If your life depended on it, could you instantly name the pitch of a car horn, or sing a middle C on cue? Odds are you could not, but there are a few students at Gunn who can.
Senior Jonathan Tsay and junior Christine Kim both have a unique ability called perfect pitch. Perfect pitch, also known as absolute pitch, is the ability to recognize any note and name it, or conversely produce any pitch on demand. Many of the great musicians, such as Jimi Hendrix, Stevie Wonder and Mariah Carey, have also been blessed with this ability.
Most people have a general sense of pitch that they use everyday to determine what sounds right and wrong. In individuals with perfect pitch, however, this ability is magnified and more finely tuned. Tsay, for example, can distinguish any piano note almost instantly, although “for an obscure instrument it’s more difficult and takes a couple of seconds to get used to,” he said.
Perfect pitch, like any skill, needs to be practiced to become honed and reliable. “When I was little, I could only hear ‘white-key’ notes,” Kim said. “If the note was a flat or sharp, I could not distinguish the different pitches. Even now, it takes me slightly longer to figure out certain chords when there are a lot of flats in the key signature.”
Tsay was introduced to music at a young age. He currently plays the piano, violin and erhu (a Chinese instrument similar to a violin) and finds his sense of pitch very useful. “It makes sight-reading a lot easier because you don’t have to focus on the pitch, only the rhythm,” Tsay said.
Tsay found his sense of perfect pitch at the age six when he started playing the piano, and found that the notes and tones came easily to him. Although anyone can improve their tone recognition with practice, Tsay feels perfect pitch is an innate ability. “You just realize you have it, you can’t learn it,” Tsay said.

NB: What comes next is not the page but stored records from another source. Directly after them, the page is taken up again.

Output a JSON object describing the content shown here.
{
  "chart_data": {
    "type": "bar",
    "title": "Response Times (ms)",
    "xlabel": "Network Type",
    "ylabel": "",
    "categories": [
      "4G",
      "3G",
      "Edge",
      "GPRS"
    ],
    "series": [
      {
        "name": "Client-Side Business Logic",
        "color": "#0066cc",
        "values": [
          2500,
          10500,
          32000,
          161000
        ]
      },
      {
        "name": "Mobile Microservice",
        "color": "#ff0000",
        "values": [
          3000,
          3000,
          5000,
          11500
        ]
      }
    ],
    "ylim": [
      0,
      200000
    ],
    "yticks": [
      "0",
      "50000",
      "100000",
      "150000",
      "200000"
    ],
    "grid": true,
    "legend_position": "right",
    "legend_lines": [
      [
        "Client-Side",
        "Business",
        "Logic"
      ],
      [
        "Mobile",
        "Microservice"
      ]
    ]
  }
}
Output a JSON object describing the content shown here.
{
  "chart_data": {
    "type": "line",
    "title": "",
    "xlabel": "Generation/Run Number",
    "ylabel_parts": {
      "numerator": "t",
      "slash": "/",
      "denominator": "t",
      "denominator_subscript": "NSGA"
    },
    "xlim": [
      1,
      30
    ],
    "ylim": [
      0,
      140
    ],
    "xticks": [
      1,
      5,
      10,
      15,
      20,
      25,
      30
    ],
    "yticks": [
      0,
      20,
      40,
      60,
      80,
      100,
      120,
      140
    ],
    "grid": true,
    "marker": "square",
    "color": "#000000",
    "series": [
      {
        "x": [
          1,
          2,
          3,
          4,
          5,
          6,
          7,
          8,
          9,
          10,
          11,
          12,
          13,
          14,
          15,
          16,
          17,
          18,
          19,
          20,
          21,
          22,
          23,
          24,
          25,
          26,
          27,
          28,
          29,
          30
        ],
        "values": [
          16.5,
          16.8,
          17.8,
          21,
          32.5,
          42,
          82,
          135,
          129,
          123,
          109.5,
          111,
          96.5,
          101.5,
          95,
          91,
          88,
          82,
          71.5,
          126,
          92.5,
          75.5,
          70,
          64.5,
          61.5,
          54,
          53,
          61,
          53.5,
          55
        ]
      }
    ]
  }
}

Others, however, believe that perfect pitch is an ability that anyone can learn with enough practice and time spent with music. “I became perfect pitch at a really young age because of my piano and violin studies,” sophomore Victor Zhu said. Zhu has played the piano since he was five years old, and he has spent so much time around music that the pitches now come naturally to him. Even though he first learned the notes on the piano, they also transfer over to everything else that he hears. “Pitches are universal,” Zhu said. “If you can name them on a piano, it’s the same with everything else.”
Despite the musical applications of perfect pitch, it can also be an annoyance at times because you cannot ignore imperfect tones or musical blunders, according to Tsay. “If you’re listening to somebody play something off tune, it just sounds like noise,” he said. A bombardment of notes can also confuse people with perfect pitch because of their inability to keep up with the pitch of each note. “When there are too many notes at the same time, and I can’t figure out the note names quickly enough, it drives me nuts,” Kim said.